Narendra Modi's landslide: bad for India's soul - The Guardian
British media outlet The Guardian wrote a scathing editorial on PM Modi titled 'The Guardian view on Narendra Modi's landslide: bad for India's soul'.
"The landslide win for Mr Modi will see India's soul lost to a dark politics - one that views almost all 195 million Indian Muslims as second-class citizens," read The Guardian editorial. It added: "A divisive figure, Mr Modi is undoubtedly a charismatic campaigner. Rather than transcend the faultlines of Indian society - religion, caste, region and language - Mr Modi's style is to throw them into sharp relief. He is a populist who speaks in the name of the people against the elite despite being a seasoned public figure. Mr Modi deployed with terrible effect false claims and partisan facts."
Narendra Modi's landslide re-election in India is another win for religious nationalism - Los Angeles Times
The Los Angeles Times quoted Irfan Nooruddin, director of the Georgetown India Initiative at Georgetown University who said that Amit Shah and Modi ran one of the most polarising campaign in Indian history. The daily added that at a time when religious nationalism was on the rise across the globe, Modi has pushed India towards his vision of a Hindu nation.
Congress leader Rahul Gandhi loses his home seat in humiliating election defeat - The Telegraph
The Telegraph said that the INC went from "understated optimism to shellshocked defeat within a span of a few hours". It called Congress' performance a humiliation. The Telegraph called Gandhi a 'youthful pretender' who grew in his role in the last 18 months. The daily also said that the Congress President's inability to form good relations with regional parties cost him the elections.

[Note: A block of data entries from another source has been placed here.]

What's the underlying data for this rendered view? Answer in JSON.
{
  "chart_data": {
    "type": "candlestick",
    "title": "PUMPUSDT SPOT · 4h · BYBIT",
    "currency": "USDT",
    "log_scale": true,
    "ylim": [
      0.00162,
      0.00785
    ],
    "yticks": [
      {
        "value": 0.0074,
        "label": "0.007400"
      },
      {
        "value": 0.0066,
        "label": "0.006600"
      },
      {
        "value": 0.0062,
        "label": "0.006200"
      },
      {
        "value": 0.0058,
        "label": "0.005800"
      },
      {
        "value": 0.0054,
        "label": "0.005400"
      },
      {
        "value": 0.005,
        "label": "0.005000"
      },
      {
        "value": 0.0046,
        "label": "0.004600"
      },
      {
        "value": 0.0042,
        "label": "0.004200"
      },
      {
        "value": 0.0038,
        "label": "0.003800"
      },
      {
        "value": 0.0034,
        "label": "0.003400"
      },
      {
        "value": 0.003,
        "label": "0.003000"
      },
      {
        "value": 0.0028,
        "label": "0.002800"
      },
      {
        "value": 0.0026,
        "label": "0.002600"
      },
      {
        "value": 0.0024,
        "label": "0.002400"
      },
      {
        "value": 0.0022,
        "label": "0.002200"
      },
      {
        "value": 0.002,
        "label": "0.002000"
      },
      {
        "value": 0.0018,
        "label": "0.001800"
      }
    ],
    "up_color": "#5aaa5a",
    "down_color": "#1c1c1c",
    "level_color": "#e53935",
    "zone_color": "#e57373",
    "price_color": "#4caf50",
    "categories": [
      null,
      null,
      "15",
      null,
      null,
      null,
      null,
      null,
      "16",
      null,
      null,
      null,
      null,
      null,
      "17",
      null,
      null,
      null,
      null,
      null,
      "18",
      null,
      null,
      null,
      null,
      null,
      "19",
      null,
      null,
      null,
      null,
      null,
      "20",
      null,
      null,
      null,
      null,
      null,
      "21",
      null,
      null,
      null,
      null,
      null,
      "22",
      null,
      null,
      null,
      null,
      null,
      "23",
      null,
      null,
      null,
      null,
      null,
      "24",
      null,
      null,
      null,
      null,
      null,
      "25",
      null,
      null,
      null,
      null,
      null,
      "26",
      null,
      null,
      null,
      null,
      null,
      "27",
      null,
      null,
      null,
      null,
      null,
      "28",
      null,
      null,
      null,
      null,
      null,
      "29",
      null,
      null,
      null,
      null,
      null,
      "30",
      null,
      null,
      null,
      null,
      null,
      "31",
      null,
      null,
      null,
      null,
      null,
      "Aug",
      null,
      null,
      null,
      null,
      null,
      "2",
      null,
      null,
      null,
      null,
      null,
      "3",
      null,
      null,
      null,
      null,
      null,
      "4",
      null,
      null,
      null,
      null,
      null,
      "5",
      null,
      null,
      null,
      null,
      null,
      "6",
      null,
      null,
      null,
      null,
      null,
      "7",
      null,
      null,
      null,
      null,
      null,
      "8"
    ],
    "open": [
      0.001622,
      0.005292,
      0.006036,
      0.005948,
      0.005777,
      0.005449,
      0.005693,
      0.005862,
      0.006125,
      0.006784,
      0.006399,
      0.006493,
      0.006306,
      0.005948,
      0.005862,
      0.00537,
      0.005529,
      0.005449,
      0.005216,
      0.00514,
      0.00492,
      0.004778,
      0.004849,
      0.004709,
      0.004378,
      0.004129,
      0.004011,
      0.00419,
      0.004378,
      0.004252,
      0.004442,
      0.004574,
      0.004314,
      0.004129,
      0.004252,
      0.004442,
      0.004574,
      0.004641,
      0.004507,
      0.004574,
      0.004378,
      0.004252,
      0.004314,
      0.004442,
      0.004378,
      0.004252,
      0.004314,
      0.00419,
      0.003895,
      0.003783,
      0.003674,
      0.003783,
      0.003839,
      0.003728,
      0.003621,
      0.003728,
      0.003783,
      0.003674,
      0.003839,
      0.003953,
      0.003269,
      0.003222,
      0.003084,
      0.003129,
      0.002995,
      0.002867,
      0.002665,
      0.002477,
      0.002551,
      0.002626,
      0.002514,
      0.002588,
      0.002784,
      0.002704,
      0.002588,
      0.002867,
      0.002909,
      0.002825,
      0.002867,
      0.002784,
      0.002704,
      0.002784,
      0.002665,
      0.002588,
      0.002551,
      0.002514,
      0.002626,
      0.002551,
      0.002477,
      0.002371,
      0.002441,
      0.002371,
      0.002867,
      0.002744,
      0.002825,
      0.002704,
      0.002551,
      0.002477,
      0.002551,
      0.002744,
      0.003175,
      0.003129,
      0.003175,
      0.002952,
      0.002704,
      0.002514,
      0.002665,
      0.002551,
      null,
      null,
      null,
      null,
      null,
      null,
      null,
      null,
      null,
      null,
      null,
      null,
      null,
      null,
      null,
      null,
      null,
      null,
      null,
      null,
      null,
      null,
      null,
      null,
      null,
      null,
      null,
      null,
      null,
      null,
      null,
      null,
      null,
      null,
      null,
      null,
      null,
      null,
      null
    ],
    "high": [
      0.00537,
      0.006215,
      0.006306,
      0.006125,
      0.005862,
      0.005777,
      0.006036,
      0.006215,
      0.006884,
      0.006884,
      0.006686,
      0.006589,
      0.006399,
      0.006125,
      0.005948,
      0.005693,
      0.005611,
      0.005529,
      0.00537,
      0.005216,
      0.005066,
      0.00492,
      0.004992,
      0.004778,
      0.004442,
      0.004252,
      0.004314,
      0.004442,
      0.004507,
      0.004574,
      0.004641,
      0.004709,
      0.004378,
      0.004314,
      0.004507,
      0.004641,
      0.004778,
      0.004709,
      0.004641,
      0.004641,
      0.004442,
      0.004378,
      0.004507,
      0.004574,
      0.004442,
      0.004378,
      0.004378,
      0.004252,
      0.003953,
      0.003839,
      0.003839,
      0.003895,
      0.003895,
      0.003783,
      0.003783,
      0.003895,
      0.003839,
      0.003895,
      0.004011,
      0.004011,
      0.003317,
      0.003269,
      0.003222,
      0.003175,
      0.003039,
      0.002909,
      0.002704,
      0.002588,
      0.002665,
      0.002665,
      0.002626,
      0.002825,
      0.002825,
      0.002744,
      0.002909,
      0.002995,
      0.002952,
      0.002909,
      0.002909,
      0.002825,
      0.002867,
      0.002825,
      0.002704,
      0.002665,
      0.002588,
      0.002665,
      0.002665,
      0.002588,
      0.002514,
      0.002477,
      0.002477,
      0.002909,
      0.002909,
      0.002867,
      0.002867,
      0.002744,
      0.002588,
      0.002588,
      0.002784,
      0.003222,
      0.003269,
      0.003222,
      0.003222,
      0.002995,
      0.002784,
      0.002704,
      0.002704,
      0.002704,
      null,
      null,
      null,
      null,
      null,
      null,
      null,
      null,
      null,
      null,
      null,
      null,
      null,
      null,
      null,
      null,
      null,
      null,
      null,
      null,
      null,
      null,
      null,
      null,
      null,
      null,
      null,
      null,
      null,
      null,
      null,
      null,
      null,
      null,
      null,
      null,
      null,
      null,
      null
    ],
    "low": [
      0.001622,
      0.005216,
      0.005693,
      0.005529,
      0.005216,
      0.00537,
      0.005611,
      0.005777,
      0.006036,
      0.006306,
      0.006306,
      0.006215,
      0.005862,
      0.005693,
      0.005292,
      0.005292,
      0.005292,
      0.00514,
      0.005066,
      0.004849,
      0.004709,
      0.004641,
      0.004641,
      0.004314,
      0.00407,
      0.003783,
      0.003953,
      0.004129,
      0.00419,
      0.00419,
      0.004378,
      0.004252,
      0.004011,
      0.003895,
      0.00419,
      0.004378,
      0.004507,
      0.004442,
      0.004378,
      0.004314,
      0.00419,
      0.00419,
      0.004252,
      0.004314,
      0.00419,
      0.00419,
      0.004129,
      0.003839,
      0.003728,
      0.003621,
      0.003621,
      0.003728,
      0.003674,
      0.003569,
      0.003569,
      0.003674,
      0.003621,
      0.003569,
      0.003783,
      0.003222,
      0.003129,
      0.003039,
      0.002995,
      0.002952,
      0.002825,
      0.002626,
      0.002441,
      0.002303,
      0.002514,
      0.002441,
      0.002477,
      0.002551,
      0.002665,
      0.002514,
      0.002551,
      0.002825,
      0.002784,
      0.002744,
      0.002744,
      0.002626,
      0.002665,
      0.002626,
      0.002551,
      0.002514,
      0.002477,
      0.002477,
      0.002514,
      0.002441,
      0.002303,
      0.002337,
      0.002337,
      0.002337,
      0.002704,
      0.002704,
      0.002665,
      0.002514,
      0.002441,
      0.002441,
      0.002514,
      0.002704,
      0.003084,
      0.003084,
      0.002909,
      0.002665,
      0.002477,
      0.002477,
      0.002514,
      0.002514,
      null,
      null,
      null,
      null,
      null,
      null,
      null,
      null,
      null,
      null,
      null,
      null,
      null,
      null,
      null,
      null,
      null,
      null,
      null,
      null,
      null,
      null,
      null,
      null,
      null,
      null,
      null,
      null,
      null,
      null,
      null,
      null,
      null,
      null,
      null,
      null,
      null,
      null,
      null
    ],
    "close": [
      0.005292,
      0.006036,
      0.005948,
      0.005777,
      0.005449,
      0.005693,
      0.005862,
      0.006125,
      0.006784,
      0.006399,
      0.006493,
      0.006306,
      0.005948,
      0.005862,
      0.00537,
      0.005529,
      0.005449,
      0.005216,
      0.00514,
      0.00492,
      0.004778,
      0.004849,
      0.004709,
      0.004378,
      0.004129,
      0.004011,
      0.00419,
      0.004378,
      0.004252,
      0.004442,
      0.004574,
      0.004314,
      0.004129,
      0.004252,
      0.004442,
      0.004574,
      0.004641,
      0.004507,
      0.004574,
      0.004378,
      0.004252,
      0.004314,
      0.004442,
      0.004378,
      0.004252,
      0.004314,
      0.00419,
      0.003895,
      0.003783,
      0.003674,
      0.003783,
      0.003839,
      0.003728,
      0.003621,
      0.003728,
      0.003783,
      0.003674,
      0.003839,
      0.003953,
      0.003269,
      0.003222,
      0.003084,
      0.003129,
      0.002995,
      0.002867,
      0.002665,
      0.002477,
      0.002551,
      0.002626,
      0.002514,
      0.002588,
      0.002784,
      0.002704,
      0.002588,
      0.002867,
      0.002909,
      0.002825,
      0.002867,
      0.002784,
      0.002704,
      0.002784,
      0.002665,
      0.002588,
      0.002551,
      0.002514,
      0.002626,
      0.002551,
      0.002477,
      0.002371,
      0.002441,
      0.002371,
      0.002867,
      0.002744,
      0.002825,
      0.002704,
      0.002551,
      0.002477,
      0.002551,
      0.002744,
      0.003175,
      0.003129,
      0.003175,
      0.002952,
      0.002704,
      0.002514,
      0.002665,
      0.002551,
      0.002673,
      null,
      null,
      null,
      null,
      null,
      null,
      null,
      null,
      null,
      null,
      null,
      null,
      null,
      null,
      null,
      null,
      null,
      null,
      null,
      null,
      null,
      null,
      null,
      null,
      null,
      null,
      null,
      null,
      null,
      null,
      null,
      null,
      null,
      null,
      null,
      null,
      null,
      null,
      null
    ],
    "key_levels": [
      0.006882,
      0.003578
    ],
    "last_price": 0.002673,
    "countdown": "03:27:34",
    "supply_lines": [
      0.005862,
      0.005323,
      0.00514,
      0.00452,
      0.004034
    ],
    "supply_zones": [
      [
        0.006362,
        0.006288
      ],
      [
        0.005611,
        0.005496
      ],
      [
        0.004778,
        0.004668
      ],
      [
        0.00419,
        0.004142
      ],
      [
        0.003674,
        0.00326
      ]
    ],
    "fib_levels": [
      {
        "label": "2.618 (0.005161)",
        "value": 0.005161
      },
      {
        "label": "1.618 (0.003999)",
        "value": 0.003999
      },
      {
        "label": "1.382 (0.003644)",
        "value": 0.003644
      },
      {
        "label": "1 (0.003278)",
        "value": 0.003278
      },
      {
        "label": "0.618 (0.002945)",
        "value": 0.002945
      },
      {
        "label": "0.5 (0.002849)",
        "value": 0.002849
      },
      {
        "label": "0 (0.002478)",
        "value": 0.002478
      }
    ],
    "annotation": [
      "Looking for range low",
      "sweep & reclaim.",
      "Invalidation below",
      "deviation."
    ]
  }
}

Narendra Modi has reinvented Indian politics - BBC News
The BBC said that PM Modi made the elections all about himself. The economy was not upbeat but people were not blaming the leader yet, the report said, adding that he actually asked for five more years to undo more than 60 years of mismanagement. BBC further added that a mix of "nationalist rhetoric, subtle religious polarisation and a slew of welfare programmes" helped the PM.
Modi victory augurs well for Japan-India ties - The Japan Times
The Japan Times said that Modi's victory will work well for Japan-India ties as the leader shares "Abe's soft nationalism, market-oriented economics and geopolitical goal to create a web of interlocking strategic partnerships among like-minded Asian countries." It invoked the Pulwama incident and said that national security was one of the major decisive factors.